В ванной у того входа, через который сюда впервые проник Абдула, имелся выступ вроде стула, на нем еще каждое утро появлялся новый комплект одежды: Абдула все еще не удосужился выяснить, как. Теперь возле этого выступа-стула стоял человек в белом халате и тоже в белой марлевой повязке на лице, очевидно, цирюльник, в одной руке он держал большую белую салфетку, а в другой… — ну да, электробритву! «Они что же, электробритвой собираются голову мне брить?! Да ни за что!» — Абдула возмущенно повернулся назад, к охраннику, но тот, сложив руки на груди, стоял так невозмутимо, что Абдула сразу же сник.

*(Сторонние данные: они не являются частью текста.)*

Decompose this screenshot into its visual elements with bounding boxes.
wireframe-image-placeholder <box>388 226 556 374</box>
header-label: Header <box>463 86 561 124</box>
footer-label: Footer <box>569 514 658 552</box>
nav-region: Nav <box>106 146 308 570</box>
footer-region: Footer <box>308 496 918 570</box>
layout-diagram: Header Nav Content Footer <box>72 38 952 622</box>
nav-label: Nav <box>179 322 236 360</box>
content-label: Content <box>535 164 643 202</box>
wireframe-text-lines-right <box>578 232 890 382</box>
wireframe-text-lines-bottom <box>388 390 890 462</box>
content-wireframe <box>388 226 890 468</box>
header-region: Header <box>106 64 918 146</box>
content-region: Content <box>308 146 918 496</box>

Ну да, сам не усядешься, такой в два счета скрутит, усадит… Да, собственно, и усаживать ему совсем не нужно! Не хочешь бриться? И не надо! Ступай себе, отпускай хоть косицу, хоть шевелюру!.. — от беспомощности Абдуле захотелось завыть. Может, и вправду отказаться, хотя бы на сегодня? — Абдула провел ладонью по голове. Брили его во вторник, сегодня пятница, за три дня волосы толком не отросли, только слегка покалывают. Можно и оставить, но следующее бритье когда, снова в пятницу? — за неделю слишком отрастут… Значит, сперва еще машинкой будут стричь… Э!.. — Абдула в отчаянии махнул рукой: — Пусть бреют, электробритвой так электробритвой (насчет наличия у «этой стервы» мнения «современных богословов» о допустимости ритуального бритья головы электробритвой он даже ни капельки не сомневался).